Case Study:

pug.js.

I never work for free, and I refuse to enter design competitions - it devalues designers and the hard work we put into projects, our businesses and careers - but it's important to pay it forwards sometimes and my involvement in the branding of pug.js - an html templating language - was an opportunity for me to give something back to the tech community. Albeit a small niche corner...

I saw, randomly on Twitter I suppose - that's where most random things pop up - a call for logos for the Pug project following its forced renaming. It used to be called Jade, but then a longstanding software company pointed out that they owned a trademark and TL;DR it's now called Pug.

I got to work on my first draft. It was very much a first draft.

Yeah, so it looks like a bear. There's a reason why we have first drafts and rounds of changes.

The logo design process was a competition, and other users got involved. Some of the logos were - I won't mince words - just plain awful, and others were very well drawn but they were illustrations and not logos.

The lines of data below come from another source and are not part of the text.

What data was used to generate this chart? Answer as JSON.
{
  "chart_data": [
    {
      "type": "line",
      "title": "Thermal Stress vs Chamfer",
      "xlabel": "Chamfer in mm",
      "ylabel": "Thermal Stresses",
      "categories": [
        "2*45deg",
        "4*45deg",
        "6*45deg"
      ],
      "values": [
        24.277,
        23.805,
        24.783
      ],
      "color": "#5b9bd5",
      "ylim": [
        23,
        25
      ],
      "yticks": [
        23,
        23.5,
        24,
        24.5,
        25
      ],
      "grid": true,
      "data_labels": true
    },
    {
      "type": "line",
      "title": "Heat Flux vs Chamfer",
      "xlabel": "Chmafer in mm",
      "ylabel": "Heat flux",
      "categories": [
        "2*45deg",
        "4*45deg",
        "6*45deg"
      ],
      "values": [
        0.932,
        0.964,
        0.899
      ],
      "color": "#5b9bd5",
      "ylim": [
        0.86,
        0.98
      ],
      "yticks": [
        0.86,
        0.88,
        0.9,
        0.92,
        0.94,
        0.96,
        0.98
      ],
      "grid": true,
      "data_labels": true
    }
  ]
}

Logos need to work in a very particular way - representative, and not illustrative - and that's what I had in mind with my vision for the Pug brand. All the pieces were there, It just needed to a little bit more like a Pug, and not the beloved children's television puppet, Sooty.

So to Google I went, and thankfully people like pugs, so there were reference images galore.

It was important for the logo to work under any conditions. Contrast studies like this help to demonstrate if a concept will still be recognisable as it is stripped down.

The wrinkles, the triangular ears, the sad little face, I worked hard to preserve all the things that make a pug a pug and I believe I succeeded.

I won (so to speak) the competition and my logo has been used by the project for the past 6 years.

Working for "exposure" is a real issue in the design community and one that doesn't appear to be going away any time soon. The difference with this project is that I chose to be involved and that I was also looking for no exposure whatsoever. I was simply happy to use my skills to benefit a software that had greatly aided me in my career by reducing the time needed for coding in my projects back then.

No one was taking advantage or being taken advantage of. A very important distinction.